Passing the Withdrawal Bill

​​​​​​Today's news headlines:

  • ‘Donald Trump calls for ‘immediate’ Senate impeachment trial’ – The US President demanded an immediate trial in the Senate after becoming only the third President in history to be impeached. Trump tweeted ‘So after the Democrats gave me no Due Process in the House, no lawyers, no witnesses, no nothing, they now want to tell the Senate how to run their trial’. This comes as House speaker, Nancy Pelosi, refused to reveal when she would send the articles of impeachment to the Senate, an act necessary before the trial can commence. (Financial Times)
  • ‘Sterling faces worst week of the year as Brexit concerns reappear’ – After another day of losses on Thursday, the Pound is set to end what could be its worst week of the year as markets are gripped by renewed Brexit uncertainty. This week’s move has dispelled forecasts that a solid Conservative majority government would provide a boost to the UK and a period of sustained stability for the currency. This is because Boris Johnson has given the UK just 12 months to construct a trade deal with the EU or face a disruptive exit at the end of December 2020. (Financial Times)

Same again

Little came out of yesterday’s Bank of England meeting except the appointment of a new governor, the former head of the Financial Conduct Authority, Andrew Bailey. Given the proximity of the Tory landslide election result, it is too soon to tell what enduring impact a majority will have on fundamentals. Few people would doubt that the upcoming Brexit deal is the more important hurdle before the UK economy hits the straight-away. At 2:30 today, UK Parliament will vote on the proposed withdrawal agreement bill to take the UK out of the EU by the 31st of January.

Looking past all the impeachment drama, the US economy seems to have gained momentum over the past couple of weeks. Quite a few readings from this past Tuesday such as JOLTS Job Openings, IBD/TIPP Economic Optimism survey, Industrial Production and Capacity Utilisation all pointed to a distinctly faster pace of growth. Later today we are expecting some key consumer data which will help identify if this improvement is as broad based as the market hopes.

Bottom Line: A brighter market expectation for 2020 is slowly becoming more credible, based on some recently released US data points. Signs out of China have also indicated the largely superficial phase one trade deal has had a positive impact on business confidence.
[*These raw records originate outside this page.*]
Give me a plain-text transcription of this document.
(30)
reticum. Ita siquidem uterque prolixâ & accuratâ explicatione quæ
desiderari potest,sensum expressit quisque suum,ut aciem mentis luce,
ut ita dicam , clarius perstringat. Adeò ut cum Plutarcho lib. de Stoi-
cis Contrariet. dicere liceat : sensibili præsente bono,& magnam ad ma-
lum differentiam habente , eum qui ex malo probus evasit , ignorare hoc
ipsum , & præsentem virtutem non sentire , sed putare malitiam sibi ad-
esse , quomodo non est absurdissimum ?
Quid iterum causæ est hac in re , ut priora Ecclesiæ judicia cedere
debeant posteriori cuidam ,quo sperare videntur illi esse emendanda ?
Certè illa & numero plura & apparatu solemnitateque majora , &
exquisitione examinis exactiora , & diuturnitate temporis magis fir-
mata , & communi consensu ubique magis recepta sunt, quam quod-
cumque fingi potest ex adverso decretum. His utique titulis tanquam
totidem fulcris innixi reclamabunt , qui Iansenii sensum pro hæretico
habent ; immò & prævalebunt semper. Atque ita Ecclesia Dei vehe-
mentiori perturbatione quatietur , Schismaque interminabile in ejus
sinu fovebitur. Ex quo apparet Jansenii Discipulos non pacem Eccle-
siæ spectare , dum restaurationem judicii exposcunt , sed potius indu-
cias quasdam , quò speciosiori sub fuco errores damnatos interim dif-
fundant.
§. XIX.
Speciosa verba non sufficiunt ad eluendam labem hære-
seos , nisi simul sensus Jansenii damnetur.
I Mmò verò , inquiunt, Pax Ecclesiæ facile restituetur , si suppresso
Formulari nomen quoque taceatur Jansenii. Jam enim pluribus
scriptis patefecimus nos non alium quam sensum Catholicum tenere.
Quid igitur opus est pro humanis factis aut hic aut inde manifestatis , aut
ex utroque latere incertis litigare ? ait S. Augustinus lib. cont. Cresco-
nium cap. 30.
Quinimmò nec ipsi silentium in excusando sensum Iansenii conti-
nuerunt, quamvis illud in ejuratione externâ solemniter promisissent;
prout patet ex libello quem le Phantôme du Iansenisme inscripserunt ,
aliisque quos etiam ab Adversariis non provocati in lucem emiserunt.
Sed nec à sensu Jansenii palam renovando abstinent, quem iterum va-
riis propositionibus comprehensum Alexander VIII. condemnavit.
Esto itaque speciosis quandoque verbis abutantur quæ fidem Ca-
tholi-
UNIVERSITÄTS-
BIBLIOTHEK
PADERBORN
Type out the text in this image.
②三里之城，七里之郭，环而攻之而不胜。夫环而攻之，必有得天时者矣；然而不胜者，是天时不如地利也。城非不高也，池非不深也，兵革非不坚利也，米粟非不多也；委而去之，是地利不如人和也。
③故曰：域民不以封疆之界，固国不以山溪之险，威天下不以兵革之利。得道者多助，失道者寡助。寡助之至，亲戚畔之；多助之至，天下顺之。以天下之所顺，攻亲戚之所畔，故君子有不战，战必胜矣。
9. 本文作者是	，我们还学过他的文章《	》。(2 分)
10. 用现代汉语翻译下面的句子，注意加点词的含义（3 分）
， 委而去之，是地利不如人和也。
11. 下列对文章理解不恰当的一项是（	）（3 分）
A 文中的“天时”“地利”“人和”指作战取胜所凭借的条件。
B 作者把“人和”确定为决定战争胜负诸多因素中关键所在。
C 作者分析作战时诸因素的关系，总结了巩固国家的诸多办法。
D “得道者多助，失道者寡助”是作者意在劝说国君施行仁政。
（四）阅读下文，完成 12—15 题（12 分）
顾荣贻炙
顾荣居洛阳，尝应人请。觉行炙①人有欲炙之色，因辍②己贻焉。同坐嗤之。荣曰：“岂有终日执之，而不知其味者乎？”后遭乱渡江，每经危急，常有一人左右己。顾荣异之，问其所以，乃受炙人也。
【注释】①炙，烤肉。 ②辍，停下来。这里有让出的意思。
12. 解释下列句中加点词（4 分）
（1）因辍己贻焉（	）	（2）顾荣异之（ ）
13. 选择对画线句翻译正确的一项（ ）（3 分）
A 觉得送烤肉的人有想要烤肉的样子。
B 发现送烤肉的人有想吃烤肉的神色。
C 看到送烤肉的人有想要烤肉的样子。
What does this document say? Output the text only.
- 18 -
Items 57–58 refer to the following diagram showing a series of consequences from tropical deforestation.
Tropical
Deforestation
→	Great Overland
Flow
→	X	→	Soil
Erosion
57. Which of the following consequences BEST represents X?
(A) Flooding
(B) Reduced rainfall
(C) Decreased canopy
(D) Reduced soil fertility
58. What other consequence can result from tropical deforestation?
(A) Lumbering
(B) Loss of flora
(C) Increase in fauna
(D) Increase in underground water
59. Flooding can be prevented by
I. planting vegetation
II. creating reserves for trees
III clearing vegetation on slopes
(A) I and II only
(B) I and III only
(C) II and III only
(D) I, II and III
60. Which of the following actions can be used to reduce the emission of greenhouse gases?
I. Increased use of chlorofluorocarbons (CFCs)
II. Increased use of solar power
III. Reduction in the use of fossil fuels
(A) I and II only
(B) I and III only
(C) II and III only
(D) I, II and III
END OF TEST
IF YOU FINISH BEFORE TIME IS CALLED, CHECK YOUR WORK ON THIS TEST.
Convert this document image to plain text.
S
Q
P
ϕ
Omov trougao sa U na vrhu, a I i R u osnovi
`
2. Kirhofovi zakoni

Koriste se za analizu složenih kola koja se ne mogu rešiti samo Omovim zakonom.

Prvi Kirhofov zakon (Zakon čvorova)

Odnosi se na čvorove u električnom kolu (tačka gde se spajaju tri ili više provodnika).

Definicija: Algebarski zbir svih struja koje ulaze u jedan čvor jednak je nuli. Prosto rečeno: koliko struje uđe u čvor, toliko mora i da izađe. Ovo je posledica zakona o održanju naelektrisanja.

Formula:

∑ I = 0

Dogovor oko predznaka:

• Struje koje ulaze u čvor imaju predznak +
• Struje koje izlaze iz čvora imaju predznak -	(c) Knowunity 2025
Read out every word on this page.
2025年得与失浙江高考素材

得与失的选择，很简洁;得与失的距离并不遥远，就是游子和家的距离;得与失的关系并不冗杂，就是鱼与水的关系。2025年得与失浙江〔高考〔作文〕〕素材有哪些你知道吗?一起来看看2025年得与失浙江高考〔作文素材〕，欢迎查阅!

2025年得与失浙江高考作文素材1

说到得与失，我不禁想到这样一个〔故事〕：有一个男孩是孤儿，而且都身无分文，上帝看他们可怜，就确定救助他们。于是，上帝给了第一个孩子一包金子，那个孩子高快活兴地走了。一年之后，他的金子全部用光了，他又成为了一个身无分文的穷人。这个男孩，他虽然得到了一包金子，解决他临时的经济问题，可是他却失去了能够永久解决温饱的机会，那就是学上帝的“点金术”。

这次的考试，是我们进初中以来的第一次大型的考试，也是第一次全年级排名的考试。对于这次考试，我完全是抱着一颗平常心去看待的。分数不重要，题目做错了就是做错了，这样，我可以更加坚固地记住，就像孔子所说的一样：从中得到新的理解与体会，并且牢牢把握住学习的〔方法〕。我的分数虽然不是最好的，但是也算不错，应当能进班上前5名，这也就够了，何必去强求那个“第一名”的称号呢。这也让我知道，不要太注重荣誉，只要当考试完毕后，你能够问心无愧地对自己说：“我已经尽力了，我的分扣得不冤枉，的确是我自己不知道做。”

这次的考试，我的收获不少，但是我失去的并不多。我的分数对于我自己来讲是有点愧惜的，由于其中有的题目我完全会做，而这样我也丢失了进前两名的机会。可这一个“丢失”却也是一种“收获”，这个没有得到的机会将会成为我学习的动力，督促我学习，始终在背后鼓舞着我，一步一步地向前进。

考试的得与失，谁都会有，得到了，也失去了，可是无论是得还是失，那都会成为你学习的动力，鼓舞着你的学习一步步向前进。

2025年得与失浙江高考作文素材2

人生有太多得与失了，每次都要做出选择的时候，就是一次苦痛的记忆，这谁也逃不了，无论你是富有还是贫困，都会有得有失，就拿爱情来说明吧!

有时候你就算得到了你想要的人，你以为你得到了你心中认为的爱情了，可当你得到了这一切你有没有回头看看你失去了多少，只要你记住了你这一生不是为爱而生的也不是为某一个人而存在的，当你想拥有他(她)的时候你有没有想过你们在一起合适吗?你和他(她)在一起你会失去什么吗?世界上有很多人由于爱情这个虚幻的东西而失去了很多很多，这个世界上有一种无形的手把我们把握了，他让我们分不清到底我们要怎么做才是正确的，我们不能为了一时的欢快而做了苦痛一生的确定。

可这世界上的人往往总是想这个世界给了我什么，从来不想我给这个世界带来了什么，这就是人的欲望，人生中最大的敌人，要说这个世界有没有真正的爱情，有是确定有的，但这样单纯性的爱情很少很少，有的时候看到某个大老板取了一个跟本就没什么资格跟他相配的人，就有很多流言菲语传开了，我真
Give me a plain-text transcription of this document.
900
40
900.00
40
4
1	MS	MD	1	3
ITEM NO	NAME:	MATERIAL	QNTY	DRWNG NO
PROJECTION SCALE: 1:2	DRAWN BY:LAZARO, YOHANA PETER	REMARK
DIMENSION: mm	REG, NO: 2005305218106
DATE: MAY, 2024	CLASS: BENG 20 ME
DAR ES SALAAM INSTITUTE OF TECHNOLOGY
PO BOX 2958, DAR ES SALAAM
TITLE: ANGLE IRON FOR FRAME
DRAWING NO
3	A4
Even if a phase two deal is not forthcoming, a cessation of hostilities may be enough to help turn the tide of the past years decline.

GBP/USD

Yesterday brought much the same for Sterling, as several factors meant another fall for the trade weighted index. UK retail sales disappointed, coming in at -0.6% compared to the predicted +0.3%, then the Bank of England delivered a dovish hold on UK interest rates with two members voting for an immediate cut. Today, markets will look for some optimism from Q3 GDP data and the passing of Boris Johnson’s Brexit withdrawal bill agreement in Parliament.

GBP/EUR

Sterling’s decline against the common currency took the pair briefly below the 1.17 handle in yesterday’s trading session. This represents a loss in value of just about 3% on the week as markets expect the UK’s Brexit transition will be anything but simple. With liquidity thinning out towards the holiday period, we expect to see a bit more volatility for the pair following any Brexit or political developments.

EUR/USD

The Euro has traded relatively flat against the Greenback this week, but that could change with some important data due out of the US later today. The Fed’s preferred measure of inflation, the core PCE deflator, is due to indicate that US inflation sits below the Fed’s 2% target. An overshoot of expectations might lead to a Dollar rally, taking the pair back below the 1.11 mark, as markets see a pause in Fed cuts as justified.